The alphabet tree is fairly ordinary to the eye in many respects, except of course it's fruits which fall to earth around November and scatter themselves a short distance from the tree. Not every fruit contains a seed which is one of the reasons that the alphabet tree is not as common as many of it's indigenous counterparts. Imported to Britain from as far away as Greece and Turkey by the great arboretum collectors of the 17th to 19th century, this broad leaved deciduous has few uses to man in industry or leisure, and has therefore rarely been introduced to the wider countryside on a large scale.
The fruits are not eaten by many creatures, but it is a widely held folklore belief that animals with the ability to pick things up with their forepaws such as squirrels or rats have used the fruits as educational devices for their young or even to hang above the entrances to their drays, burrows etc as signs for predators to stay away. Flocks of carrion crows were often to be seen wearing large fruits around their necks to delineate between the various rival murders.
Another folklore tale surrounds how each seed containing fruit would lend itself to growing different sized trees depending on the letter shape of it. Though I'm aware of no scientific studies or evidence to back up the 'wives tales', some old verses still get passed on in the oral tradition. One such rhyme goes, to memory, something like this;
The tree of the letter shaped A through to H
Will not grow an inch above yon garden gate
A bough or a branch grown from I to an M
Will wither and die when the size of most men
From N to the Y seeds are not quite as high
As a tree from the letter shaped as a Z
Which will always stand twig branch wood shoulder and head
Above any other in forest or glade
Which are all the letters from which our words are made.

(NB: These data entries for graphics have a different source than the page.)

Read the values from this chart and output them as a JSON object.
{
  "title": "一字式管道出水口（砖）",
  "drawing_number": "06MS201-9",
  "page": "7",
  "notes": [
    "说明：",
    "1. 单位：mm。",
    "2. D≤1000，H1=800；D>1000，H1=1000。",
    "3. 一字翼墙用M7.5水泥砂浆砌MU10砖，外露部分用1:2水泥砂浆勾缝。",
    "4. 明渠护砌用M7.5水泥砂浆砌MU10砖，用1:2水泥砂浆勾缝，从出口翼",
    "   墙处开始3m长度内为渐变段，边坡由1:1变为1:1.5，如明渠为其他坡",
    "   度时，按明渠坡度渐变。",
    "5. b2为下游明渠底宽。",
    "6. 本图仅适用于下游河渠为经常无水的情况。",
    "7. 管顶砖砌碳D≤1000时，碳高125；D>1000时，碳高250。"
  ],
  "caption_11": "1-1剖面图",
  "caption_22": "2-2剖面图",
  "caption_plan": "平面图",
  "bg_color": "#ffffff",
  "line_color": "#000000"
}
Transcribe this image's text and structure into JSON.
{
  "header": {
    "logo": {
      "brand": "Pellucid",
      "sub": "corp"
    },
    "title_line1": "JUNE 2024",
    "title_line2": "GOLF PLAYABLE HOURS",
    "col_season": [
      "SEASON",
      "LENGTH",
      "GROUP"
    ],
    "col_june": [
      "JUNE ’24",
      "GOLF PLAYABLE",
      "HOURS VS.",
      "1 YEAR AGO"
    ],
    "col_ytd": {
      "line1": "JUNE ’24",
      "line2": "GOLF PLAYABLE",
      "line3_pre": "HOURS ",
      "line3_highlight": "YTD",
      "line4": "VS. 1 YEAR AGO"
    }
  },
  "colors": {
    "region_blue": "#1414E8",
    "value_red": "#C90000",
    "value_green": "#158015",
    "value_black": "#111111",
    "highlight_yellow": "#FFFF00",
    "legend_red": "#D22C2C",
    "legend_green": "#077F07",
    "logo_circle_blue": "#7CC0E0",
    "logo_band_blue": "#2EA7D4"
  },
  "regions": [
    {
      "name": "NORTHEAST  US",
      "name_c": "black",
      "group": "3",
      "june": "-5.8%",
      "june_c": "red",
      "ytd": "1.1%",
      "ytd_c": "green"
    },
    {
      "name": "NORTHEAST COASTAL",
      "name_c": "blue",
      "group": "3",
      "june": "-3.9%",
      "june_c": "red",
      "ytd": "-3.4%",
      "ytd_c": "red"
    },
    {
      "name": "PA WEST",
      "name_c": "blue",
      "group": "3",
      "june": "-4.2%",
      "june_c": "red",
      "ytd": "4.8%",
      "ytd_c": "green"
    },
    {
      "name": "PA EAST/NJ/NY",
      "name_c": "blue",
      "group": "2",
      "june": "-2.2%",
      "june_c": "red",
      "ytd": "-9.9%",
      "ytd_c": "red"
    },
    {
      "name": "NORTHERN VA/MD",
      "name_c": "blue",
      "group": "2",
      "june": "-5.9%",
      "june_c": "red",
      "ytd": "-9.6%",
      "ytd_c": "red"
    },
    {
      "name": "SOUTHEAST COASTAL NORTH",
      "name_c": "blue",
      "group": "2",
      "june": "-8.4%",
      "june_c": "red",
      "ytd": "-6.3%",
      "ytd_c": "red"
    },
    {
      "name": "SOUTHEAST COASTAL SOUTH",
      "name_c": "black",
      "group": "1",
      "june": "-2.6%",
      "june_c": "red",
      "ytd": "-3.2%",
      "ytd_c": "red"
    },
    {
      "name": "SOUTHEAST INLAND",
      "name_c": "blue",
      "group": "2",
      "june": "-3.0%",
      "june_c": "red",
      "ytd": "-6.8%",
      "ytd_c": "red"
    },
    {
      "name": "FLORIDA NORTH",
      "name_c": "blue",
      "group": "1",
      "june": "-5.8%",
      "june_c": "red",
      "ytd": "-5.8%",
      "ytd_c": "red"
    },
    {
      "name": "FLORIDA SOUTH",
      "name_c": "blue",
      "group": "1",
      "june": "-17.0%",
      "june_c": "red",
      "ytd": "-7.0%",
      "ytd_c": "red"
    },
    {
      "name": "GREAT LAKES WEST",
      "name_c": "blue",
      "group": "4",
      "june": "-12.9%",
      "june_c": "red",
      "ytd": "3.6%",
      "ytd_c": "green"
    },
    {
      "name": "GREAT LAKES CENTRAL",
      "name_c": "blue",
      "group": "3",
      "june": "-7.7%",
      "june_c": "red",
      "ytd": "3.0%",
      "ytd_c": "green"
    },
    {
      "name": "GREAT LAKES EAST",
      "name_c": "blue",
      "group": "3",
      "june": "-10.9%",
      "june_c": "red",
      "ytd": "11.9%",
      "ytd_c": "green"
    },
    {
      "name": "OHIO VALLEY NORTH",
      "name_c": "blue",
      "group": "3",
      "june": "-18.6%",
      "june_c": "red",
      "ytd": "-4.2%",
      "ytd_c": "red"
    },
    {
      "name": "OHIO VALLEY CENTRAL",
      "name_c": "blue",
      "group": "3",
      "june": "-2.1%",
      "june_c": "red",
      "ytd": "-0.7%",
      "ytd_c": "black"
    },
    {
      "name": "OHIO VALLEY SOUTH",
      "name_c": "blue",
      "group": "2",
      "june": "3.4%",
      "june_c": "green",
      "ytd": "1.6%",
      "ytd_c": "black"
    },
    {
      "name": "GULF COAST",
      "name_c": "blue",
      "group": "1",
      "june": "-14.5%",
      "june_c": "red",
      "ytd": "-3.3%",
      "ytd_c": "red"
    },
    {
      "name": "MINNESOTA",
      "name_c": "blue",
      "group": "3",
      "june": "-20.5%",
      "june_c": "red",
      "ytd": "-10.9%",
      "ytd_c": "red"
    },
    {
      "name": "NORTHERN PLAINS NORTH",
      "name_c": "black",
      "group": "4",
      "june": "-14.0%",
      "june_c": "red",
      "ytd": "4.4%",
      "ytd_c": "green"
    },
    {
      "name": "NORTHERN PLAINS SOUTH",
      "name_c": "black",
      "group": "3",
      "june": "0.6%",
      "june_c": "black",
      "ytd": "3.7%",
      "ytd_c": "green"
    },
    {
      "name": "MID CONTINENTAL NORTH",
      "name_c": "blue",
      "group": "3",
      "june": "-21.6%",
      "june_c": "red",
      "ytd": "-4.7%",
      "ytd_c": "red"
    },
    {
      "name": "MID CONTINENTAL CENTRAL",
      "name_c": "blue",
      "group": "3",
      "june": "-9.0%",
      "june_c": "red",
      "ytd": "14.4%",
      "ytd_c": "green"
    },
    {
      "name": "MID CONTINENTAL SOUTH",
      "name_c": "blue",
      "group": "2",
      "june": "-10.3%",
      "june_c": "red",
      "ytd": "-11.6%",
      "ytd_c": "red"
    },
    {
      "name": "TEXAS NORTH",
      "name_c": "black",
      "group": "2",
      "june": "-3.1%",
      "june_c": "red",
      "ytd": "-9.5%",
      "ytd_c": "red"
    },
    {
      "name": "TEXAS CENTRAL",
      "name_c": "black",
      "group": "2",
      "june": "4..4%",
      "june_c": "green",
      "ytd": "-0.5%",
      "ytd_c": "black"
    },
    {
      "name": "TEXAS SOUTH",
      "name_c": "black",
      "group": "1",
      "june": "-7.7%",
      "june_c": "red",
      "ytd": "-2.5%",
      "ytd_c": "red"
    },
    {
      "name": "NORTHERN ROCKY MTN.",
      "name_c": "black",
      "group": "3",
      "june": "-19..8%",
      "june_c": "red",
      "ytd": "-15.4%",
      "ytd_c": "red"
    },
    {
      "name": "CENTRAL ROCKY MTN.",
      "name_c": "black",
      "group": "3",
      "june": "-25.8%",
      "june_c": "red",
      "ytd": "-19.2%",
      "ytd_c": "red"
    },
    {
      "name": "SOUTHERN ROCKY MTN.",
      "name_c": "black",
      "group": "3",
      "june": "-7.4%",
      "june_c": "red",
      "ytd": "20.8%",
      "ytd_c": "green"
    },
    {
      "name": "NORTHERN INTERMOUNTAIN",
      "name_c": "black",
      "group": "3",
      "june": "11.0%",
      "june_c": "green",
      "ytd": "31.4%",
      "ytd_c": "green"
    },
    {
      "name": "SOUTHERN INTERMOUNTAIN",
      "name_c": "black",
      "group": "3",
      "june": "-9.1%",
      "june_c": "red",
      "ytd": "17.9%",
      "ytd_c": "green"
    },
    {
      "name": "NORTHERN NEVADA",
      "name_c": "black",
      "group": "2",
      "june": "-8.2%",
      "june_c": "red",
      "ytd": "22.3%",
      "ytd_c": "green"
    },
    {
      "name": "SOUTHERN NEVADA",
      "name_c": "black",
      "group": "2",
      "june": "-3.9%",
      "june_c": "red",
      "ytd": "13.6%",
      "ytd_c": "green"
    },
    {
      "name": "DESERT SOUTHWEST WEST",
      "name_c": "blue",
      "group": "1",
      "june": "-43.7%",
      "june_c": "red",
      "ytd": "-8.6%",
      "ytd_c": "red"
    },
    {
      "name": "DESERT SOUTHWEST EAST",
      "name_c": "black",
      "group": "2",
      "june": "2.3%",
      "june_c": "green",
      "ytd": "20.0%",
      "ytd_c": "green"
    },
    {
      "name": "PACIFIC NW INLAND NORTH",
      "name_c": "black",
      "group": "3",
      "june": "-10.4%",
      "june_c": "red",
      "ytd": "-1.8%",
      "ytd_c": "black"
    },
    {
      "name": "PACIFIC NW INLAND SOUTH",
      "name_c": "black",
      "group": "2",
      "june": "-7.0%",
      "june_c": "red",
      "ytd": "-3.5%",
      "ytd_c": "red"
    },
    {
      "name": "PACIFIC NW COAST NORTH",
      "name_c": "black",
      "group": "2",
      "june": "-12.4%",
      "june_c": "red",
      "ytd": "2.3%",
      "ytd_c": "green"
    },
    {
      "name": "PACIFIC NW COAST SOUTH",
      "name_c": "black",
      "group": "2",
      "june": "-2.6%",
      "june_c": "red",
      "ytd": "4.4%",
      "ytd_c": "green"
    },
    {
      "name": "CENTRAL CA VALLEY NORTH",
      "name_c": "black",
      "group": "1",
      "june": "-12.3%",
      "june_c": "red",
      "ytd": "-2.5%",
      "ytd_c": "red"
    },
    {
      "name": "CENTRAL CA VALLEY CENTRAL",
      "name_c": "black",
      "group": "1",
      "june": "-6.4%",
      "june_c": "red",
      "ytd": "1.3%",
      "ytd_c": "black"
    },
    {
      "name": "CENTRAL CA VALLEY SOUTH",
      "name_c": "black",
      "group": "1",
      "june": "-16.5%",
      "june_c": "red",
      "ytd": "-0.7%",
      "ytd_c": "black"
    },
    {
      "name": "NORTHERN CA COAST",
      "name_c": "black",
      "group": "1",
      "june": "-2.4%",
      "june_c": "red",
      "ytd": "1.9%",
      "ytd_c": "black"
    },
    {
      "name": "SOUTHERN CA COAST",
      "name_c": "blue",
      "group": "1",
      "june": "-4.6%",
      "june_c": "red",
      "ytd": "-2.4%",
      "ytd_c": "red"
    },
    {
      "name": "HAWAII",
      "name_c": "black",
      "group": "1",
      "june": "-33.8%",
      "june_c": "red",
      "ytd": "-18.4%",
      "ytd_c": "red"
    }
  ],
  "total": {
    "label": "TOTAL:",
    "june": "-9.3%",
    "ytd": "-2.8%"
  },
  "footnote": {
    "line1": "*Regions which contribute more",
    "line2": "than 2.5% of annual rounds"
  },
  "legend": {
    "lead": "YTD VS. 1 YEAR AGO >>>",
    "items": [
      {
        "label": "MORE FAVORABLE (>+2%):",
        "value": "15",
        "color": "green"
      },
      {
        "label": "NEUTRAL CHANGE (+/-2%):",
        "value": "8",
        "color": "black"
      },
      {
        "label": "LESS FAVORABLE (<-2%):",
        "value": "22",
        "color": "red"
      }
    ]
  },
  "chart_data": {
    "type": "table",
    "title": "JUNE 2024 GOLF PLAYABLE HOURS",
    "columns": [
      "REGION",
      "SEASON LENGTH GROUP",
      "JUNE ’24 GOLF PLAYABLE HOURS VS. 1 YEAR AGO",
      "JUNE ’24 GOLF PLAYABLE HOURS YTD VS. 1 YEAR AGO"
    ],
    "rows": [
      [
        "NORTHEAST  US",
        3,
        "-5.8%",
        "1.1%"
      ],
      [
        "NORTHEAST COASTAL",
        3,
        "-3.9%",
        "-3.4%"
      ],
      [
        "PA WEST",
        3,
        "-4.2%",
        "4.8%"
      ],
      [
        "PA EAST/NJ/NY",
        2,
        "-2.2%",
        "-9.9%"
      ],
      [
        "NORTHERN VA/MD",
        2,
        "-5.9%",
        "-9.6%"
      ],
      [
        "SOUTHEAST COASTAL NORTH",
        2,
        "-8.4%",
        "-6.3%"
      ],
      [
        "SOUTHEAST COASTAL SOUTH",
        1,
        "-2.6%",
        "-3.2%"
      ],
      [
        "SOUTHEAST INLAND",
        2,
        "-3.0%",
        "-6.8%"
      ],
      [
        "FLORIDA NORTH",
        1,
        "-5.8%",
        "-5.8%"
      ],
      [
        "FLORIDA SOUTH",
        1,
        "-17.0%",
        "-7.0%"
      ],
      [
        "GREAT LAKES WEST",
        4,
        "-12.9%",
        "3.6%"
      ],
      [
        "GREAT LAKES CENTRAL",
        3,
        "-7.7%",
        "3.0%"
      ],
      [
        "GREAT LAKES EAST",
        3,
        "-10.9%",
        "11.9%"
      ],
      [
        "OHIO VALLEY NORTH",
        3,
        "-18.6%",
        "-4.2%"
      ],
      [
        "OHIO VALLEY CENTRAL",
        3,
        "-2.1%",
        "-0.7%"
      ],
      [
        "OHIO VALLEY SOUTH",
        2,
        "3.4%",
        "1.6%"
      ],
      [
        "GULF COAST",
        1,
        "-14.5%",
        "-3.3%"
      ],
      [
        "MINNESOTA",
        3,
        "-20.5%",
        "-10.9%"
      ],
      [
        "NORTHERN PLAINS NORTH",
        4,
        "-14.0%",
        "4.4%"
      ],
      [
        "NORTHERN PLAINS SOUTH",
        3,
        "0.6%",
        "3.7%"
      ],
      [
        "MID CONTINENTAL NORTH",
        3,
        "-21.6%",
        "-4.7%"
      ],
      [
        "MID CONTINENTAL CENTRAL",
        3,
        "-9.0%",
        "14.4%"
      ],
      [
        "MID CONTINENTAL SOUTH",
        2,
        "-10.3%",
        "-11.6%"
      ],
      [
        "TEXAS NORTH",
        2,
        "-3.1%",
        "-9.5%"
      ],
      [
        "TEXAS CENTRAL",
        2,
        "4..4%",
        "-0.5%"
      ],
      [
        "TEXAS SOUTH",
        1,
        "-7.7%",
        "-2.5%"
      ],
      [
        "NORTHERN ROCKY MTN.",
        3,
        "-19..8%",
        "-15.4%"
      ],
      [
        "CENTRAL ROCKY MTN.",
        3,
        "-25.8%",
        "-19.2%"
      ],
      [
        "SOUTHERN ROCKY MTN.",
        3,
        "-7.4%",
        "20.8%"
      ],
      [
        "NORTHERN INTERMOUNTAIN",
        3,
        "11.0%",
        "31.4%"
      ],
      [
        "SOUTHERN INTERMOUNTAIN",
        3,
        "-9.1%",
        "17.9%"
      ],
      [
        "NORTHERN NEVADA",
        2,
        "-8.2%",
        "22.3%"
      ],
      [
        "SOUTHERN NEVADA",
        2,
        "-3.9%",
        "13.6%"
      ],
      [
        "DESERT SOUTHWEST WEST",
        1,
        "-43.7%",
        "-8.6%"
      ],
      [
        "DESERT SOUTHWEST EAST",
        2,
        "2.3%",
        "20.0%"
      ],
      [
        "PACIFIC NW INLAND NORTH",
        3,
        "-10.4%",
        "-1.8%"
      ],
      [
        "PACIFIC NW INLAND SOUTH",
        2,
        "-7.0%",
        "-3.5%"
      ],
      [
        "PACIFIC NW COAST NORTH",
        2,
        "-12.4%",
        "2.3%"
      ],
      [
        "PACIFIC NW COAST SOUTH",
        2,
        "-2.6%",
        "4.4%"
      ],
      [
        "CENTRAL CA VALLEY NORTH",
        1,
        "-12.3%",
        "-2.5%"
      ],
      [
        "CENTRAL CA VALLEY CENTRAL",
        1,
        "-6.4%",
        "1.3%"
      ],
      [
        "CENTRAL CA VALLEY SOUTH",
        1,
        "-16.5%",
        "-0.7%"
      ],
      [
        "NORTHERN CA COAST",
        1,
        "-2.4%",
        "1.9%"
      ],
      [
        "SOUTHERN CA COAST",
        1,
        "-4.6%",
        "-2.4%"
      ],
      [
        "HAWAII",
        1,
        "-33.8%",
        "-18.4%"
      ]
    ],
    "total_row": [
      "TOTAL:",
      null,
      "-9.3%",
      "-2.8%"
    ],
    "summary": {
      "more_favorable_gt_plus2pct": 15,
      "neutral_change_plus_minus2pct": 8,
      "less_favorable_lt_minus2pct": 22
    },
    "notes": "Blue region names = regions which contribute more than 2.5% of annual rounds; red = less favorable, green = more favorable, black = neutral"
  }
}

I think it's lost something in translation, but you get the basic drift.
In the days before the tree was introduced to the bounds of these shores, the natives of it's origins had their own stories bound by it. Of course, in Turkey, the Turkish trees had a different alphabet, as they did in Greece. When imported to Russia, a similar thing occurs. It's as though the tree has a very close bond with the people around it, like it can understand the basic language of those humans around it. Everybody in those countries will tell of how their ancestors could almost feel the trees listening to their thoughts, eager for human contact or even symbiosis.
The ancient Gods of Greece had their own favourite letters from the tree seeds.
I suppose we could all pick our own favourites too. Some would be quite partial to an E, and there are those for whom there is great comfort in an R. I asked the B.F.G. what her favourite is.
I'll leave you to guess what her answer was.